Material for a UC Irvine course offered by the Department of Physics and Astronomy.
Content is maintained on github and distributed under a BSD3 license.
%matplotlib inline
import matplotlib.pyplot as plt
import seaborn as sns; sns.set()
import numpy as np
import pandas as pd
from sklearn import neighbors
Markov-chain Monte Carlo (MCMC) is an algorithm to generate random samples from an un-normalized probability density. In other words, you want sample from $P(\vec{z})$ but can only evaluate $f(\vec{z})$ where $$ P(\vec{z}) = \frac{f(\vec{z})}{\int d\vec{z}\,f(\vec{z})} \; . $$ Note that $0 \le P(\vec{z}) \le 1$ requires that $f(\vec{z}) \ge 0$ everywhere and that the integral has a non-zero finite value.
We will start with some simple motivating examples before diving into the Bayesian applications and the theory of Markov chains.

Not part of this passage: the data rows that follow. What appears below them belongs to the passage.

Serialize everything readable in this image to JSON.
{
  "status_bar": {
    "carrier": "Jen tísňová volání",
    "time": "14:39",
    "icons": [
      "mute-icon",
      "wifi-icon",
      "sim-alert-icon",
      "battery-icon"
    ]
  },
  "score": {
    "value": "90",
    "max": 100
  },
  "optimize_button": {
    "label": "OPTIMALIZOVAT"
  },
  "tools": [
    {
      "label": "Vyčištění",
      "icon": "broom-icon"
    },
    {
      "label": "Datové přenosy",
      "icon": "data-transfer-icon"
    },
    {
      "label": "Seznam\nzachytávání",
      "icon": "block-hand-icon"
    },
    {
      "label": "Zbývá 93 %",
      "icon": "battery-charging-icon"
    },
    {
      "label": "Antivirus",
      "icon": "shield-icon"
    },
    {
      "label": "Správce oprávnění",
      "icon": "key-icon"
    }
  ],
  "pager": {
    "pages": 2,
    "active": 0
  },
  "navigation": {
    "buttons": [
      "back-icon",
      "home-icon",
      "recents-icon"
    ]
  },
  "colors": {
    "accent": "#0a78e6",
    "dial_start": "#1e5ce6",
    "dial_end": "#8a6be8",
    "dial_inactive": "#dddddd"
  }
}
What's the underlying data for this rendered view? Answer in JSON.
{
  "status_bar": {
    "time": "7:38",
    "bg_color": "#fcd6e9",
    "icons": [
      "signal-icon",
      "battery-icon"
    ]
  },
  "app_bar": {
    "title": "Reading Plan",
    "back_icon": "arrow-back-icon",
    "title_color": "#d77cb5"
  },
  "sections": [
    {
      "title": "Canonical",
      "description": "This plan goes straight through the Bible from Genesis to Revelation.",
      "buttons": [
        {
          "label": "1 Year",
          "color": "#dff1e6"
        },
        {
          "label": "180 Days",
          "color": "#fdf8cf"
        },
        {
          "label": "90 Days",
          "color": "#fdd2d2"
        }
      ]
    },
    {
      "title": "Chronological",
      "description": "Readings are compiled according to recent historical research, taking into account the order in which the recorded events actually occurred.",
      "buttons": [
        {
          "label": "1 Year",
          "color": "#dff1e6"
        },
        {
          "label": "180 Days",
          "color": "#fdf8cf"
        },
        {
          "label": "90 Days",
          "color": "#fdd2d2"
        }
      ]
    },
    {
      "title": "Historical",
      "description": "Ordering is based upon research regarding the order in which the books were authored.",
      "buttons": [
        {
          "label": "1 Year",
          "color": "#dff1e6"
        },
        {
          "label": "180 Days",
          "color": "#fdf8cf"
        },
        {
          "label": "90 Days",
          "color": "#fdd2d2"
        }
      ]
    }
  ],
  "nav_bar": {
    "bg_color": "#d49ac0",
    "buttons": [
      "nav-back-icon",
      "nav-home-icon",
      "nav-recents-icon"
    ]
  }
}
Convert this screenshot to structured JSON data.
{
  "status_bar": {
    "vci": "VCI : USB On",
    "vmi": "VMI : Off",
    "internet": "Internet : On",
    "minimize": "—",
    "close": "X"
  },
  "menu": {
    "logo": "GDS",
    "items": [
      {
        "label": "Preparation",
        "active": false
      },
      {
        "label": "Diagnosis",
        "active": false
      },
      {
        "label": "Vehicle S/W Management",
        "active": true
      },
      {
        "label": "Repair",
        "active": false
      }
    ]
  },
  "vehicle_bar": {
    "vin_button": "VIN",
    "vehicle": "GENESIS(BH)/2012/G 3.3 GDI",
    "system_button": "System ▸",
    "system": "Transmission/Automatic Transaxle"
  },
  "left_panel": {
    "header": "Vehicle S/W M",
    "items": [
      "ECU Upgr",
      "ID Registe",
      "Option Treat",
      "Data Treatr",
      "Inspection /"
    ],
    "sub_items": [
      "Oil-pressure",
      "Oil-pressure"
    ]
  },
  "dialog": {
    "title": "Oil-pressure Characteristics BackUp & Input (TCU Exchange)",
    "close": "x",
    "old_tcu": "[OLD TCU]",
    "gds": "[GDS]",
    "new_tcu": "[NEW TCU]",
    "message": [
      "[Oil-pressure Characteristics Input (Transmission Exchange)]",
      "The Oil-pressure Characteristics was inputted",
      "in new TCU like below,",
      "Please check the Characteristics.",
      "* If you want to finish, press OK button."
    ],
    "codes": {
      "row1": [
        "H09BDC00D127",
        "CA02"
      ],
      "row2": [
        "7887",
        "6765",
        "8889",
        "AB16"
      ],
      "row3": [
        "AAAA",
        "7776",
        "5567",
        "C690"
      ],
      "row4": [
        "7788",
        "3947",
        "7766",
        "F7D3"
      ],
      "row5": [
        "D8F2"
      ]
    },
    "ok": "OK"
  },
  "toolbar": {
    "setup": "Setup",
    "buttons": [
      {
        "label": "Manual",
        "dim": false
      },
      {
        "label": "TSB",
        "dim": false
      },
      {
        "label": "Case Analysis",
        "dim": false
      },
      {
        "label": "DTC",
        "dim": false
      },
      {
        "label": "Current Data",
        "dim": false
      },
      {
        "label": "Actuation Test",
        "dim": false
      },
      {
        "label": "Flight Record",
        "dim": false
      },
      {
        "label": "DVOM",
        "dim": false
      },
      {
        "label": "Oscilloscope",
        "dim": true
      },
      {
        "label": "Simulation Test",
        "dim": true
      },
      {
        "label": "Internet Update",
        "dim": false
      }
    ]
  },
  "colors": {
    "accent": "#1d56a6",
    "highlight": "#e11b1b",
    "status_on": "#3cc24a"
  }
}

The function $$ f(z) = \begin{cases} \sqrt{1 - z^4} & |z| < 1 \\ 0 & |z| \ge 1 \end{cases} $$ is never negative and has a finite integral:
def plotf(zlim=1.2):
z = np.linspace(-zlim, +zlim, 250)
plt.plot(z, np.sqrt(np.maximum(0, 1 - z ** 4)))
plt.xlim(-zlim, +zlim)
plotf()
However, the normalization integral cannot be evaluated analytically (it is related to the complete elliptic integral of the first kind), so this is a good candidate for MCMC sampling using the MLS MCMC_sample
function (which wraps emcee):
from mls import MCMC_sample
def logf(z):
return 0.5 * np.log(1 - z ** 4) if np.abs(z) < 1 else -np.inf
gen = np.random.RandomState(seed=123)
samples = MCMC_sample(logf, z=[0], nsamples=20000, random_state=gen)
The notation z=[0]
identifies z
as the parameter we want to sample (starting at the value 0). The result is a Pandas DataFrame of generated samples:
samples[:5]
z | |
---|---|
0 | 0.062330 |
1 | 0.047944 |
2 | -0.229985 |
3 | 0.061017 |
4 | 0.181863 |
The generated samples are (approximately) drawn from the normalized $P(z)$ corresponding to the $f(z)$ provided:
plt.hist(samples['z'], range=(-1,1), bins=25);
What are MCMC samples good for? They allow us to estimate the expectation value of an arbitrary $g(z)$ using importance sampling: $$ \langle g(\vec{z})\rangle_P \equiv \int d\vec{z}\, g(\vec{z})\, P(\vec{z}) \simeq \frac{1}{N} \sum_{i=1}^N g(\vec{z}_i) \; , $$ where $\vec{z}_1, \vec{z}_2, \ldots$ are the MCMC samples.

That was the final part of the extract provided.